Il 17 ottobre dopo un ultimo brillamento i minatori dei due centri hanno potuto stringersi la mano

Superata con successo la roccia spingente
Dopo un ultimo brillamento i minatori di Sedrun e Amsteg hanno potuto stringersi la mano oggi alle ore 11. La caduta del diaframma nel tubo ovest della galleria di base del San Gottardo, tra Sedrun e Amsteg, è avvenuta nove mesi prima del previsto con una deviazione orizzontale di scarsi 15 cm ed una deviazione verticale di un solo centimetro. Il concetto delle centine di metallo flessibili, sviluppato appositamente per la roccia spingente del massiccio del Tavetsch, si è rivelato un vero successo.
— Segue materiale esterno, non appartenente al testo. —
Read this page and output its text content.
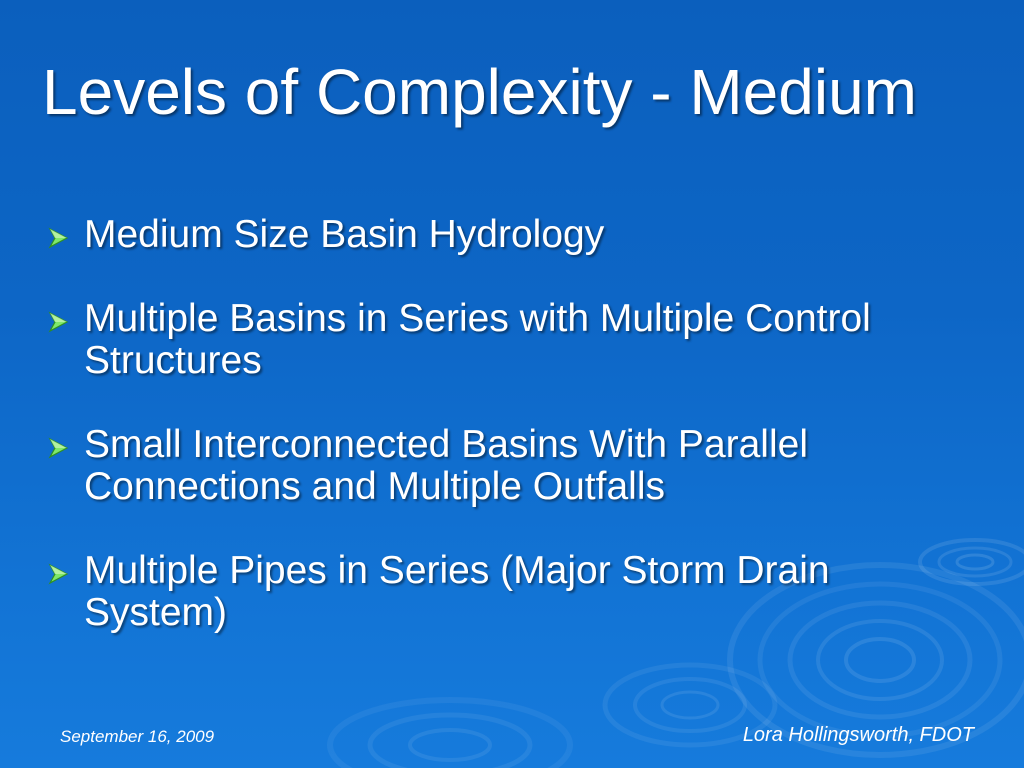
Levels of Complexity - Medium
Medium Size Basin Hydrology
Multiple Basins in Series with Multiple Control Structures
Small Interconnected Basins With Parallel Connections and Multiple Outfalls
Multiple Pipes in Series (Major Storm Drain System)
September 16, 2009	Lora Hollingsworth, FDOT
Il massiccio nord del Tavetsch, con roccia particolarmente spingente, ha rappresentato una zona di scavo molto impegnativa su una lunghezza di ca. 1’200 m. A Sedrun, per affrontare la roccia spingente, sono state battute nuove vie nella costruzione di gallerie. In questa tratta le cavità scavate hanno infatti la tendenza a richiudersi se non si intraprendono delle contromisure. Per questo motivo sono state utilizzate delle centine di metallo flessibili per tenere aperta la sezione di scavo. Nelle zone di roccia spingente le centine vanno ad inserirsi una nell’altra fino ad assorbire le deformazioni offrendo così la massima resistenza. Questa tecnica era conosciuta nelle miniere di carbone, ma non è mai stata sfruttata in queste dimensioni per la costruzione di gallerie.
Il concetto scelto delle centine di metallo flessibili ha più che soddisfatto le aspettative. Nonostante le deformazioni, in parte molto rilevanti, i lavori di avanzamento e le misure di sicurezza sono proseguite bene nella difficile geologia verso nord. La caduta del diaframma è infatti avvenuta con un anticipo di nove mesi sul programma di marcia previsto.
Nella tratta di Amsteg l’avanzamento è terminato già da diverso tempo. Le due fresatrici hanno raggiunto il loro obiettivo dopo una tratta di 10,7 km con un ottimo avanzamento e un anticipo di diversi mesi. Nel tubo est l’anticipo ha comportato 9 mesi, nel tubo ovest 6 mesi.
Il 1° ottobre 2007 sono stati scavati in totale 105.1 km dei 153,5 km della galleria del Gottardo, pari al 68.8%.